A civilization is a large group of people that develops advanced agriculture, complex trade and organized religion. It also includes sophisticated transportation systems, a written language and mathematical notation, standardized measurement, currency, tort-based legal systems, art, architecture and metallurgy. Civilizations usually have a powerful leader and a sophisticated division of labor that creates the means for them to support themselves. These characteristics are important because they indicate that a society has reached an important level of development.
Aside from those essential aspects, each civilization is different, but most of them have a common origin. The first one was probably in Mesopotamia, where early settlements developed a city-like structure and a more complicated division of labor. This allowed for food production to increase, which led to an influx of people who needed a system of government to keep order.
Some scholars argue that a civilization only begins when the population grows beyond what can be controlled by extended families and clans. Others point to the development of cities and specialized jobs as a key sign that the human race has entered a new phase in its history. It is at this point that the term civilization becomes meaningful, even though it may still have its limitations.
The earliest civilizations were typically headed by a king, queen, emperor or empress at the top of a power hierarchy that included military forces and other nobles.
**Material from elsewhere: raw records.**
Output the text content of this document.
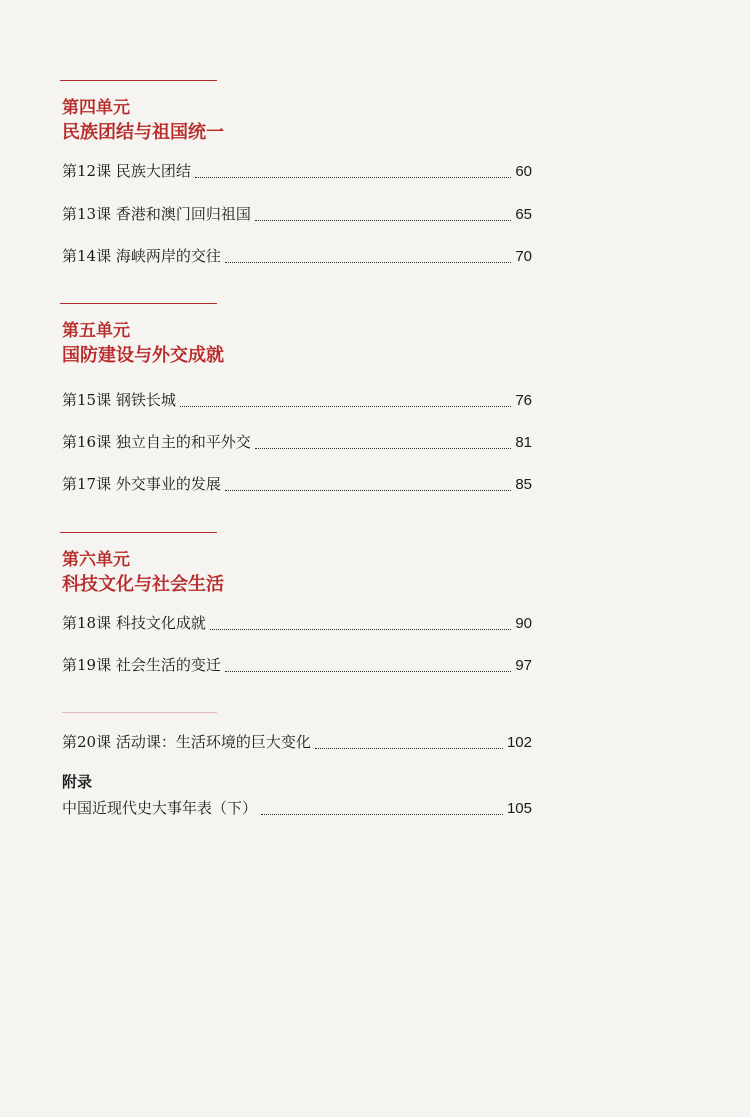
第四单元
民族团结与祖国统一
第12课 民族大团结	60
第13课 香港和澳门回归祖国	65
第14课 海峡两岸的交往	70
第五单元
国防建设与外交成就
第15课 钢铁长城	76
第16课 独立自主的和平外交	81
第17课 外交事业的发展	85
第六单元
科技文化与社会生活
第18课 科技文化成就	90
第19课 社会生活的变迁	97
第20课 活动课：生活环境的巨大变化	102
附录
中国近现代史大事年表（下）	105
These leaders demanded tribute (taxes) and allegiance from their subjects who were farmers or workers who had a special job in the community. They ruled with the help of aristocrats who worked to maintain their own power and wealth through loyalty, family ties and self interest.
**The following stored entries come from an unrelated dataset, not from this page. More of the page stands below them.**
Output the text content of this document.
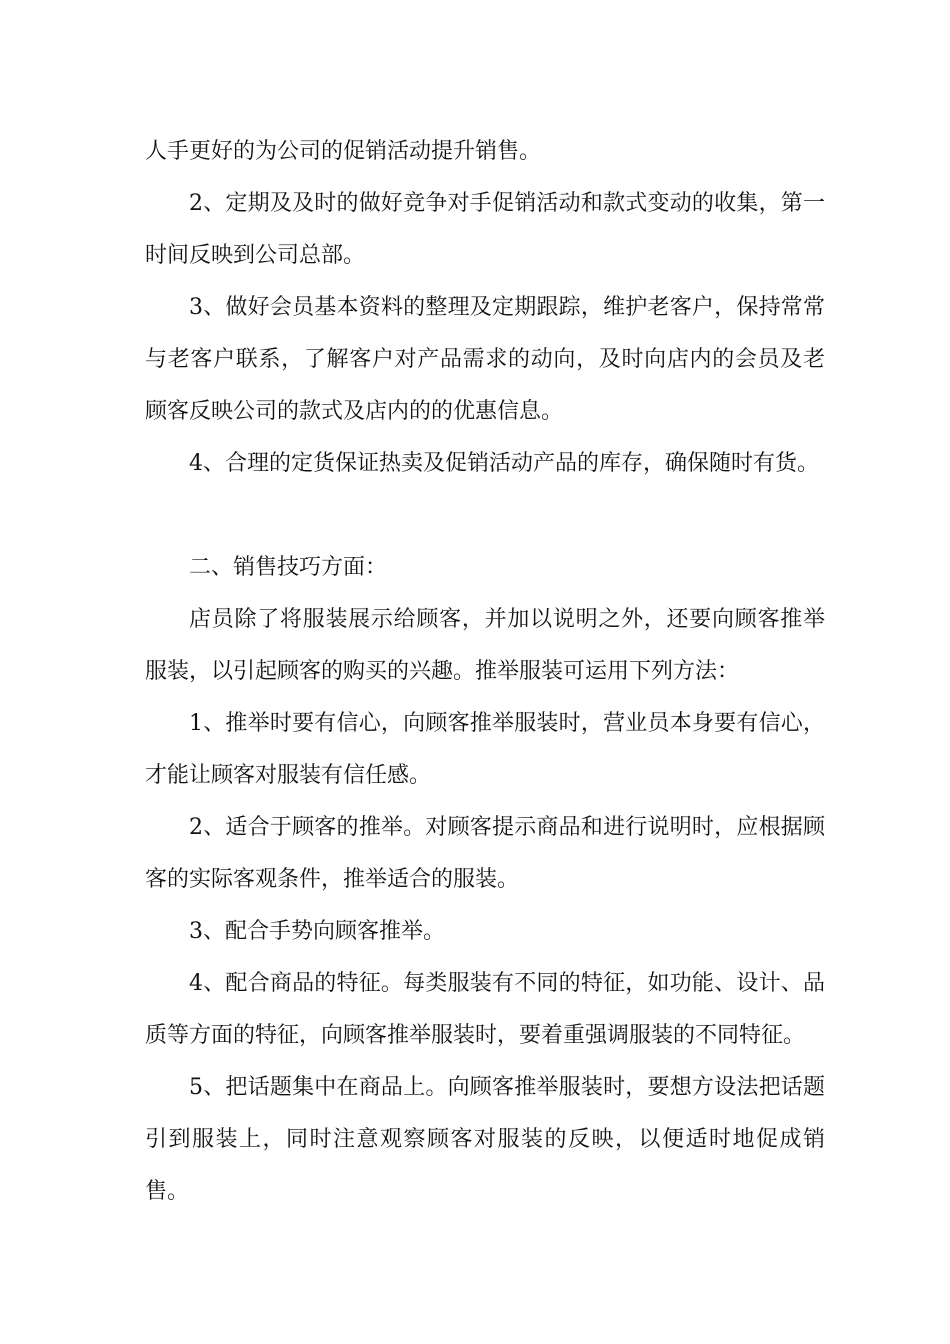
人手更好的为公司的促销活动提升销售。

2、定期及及时的做好竞争对手促销活动和款式变动的收集，第一时间反映到公司总部。

3、做好会员基本资料的整理及定期跟踪，维护老客户，保持常常与老客户联系，了解客户对产品需求的动向，及时向店内的会员及老顾客反映公司的款式及店内的的优惠信息。

4、合理的定货保证热卖及促销活动产品的库存，确保随时有货。

二、销售技巧方面：

店员除了将服装展示给顾客，并加以说明之外，还要向顾客推举服装，以引起顾客的购买的兴趣。推举服装可运用下列方法：

1、推举时要有信心，向顾客推举服装时，营业员本身要有信心，才能让顾客对服装有信任感。

2、适合于顾客的推举。对顾客提示商品和进行说明时，应根据顾客的实际客观条件，推举适合的服装。

3、配合手势向顾客推举。

4、配合商品的特征。每类服装有不同的特征，如功能、设计、品质等方面的特征，向顾客推举服装时，要着重强调服装的不同特征。

5、把话题集中在商品上。向顾客推举服装时，要想方设法把话题引到服装上，同时注意观察顾客对服装的反映，以便适时地促成销售。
In addition to political rulers, early civilizations often had religious leaders. Religious belief was seen as a way for citizens to bind together and feel unified. Throughout most of history, religious beliefs have influenced and been reflected by the politics of a nation.
Most civilizations have a written language that makes communication easier and allows for more complex thoughts to be shared. Writing began with the Sumerians, who recorded their own language in cuneiform tablets. This allowed them to keep track of taxes, trade and animals sold, and other records that had never before been written down.
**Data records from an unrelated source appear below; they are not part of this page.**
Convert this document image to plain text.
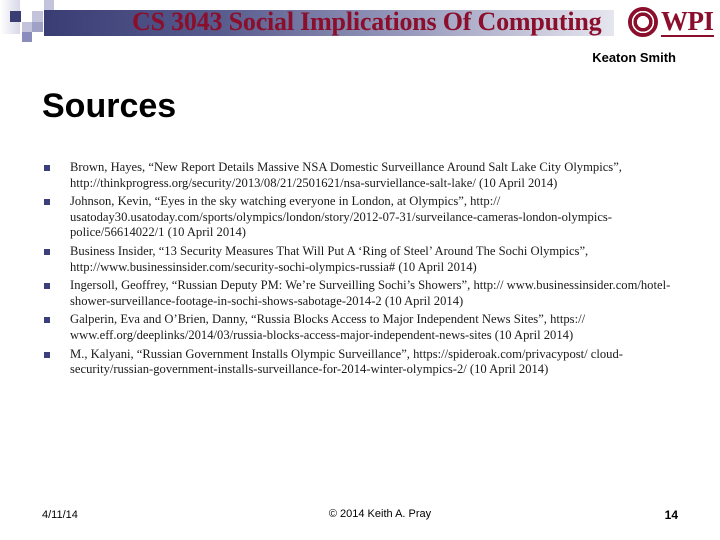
CS 3043 Social Implications Of Computing WPI
Keaton Smith
Sources
Brown, Hayes, “New Report Details Massive NSA Domestic Surveillance Around Salt Lake City Olympics”, http://thinkprogress.org/security/2013/08/21/2501621/nsa-surviellance-salt-lake/ (10 April 2014)
Johnson, Kevin, “Eyes in the sky watching everyone in London, at Olympics”, http:// usatoday30.usatoday.com/sports/olympics/london/story/2012-07-31/surveilance-cameras-london-olympics-police/56614022/1 (10 April 2014)
Business Insider, “13 Security Measures That Will Put A ‘Ring of Steel’ Around The Sochi Olympics”, http://www.businessinsider.com/security-sochi-olympics-russia# (10 April 2014)
Ingersoll, Geoffrey, “Russian Deputy PM: We’re Surveilling Sochi’s Showers”, http:// www.businessinsider.com/hotel-shower-surveillance-footage-in-sochi-shows-sabotage-2014-2 (10 April 2014)
Galperin, Eva and O’Brien, Danny, “Russia Blocks Access to Major Independent News Sites”, https:// www.eff.org/deeplinks/2014/03/russia-blocks-access-major-independent-news-sites (10 April 2014)
M., Kalyani, “Russian Government Installs Olympic Surveillance”, https://spideroak.com/privacypost/ cloud-security/russian-government-installs-surveillance-for-2014-winter-olympics-2/ (10 April 2014)
4/11/14	© 2014 Keith A. Pray	14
Almost all civilizations have complex trading arrangements that allow them to buy and sell goods across long distances. They also have a system of currency, usually metal coins that are traded for other items. They have a legal system that combines tort and contract law and uses laws to punish those who break them.
A civilization is a complex network of rules, laws and social institutions that form a culture. Most civilizations are based in agriculture, trade and organized religion. The most successful are those that can survive the most, by using their resources wisely and avoiding war. They are not always peaceful, however, as there have been several examples of civilizations being destroyed by aggressive empires.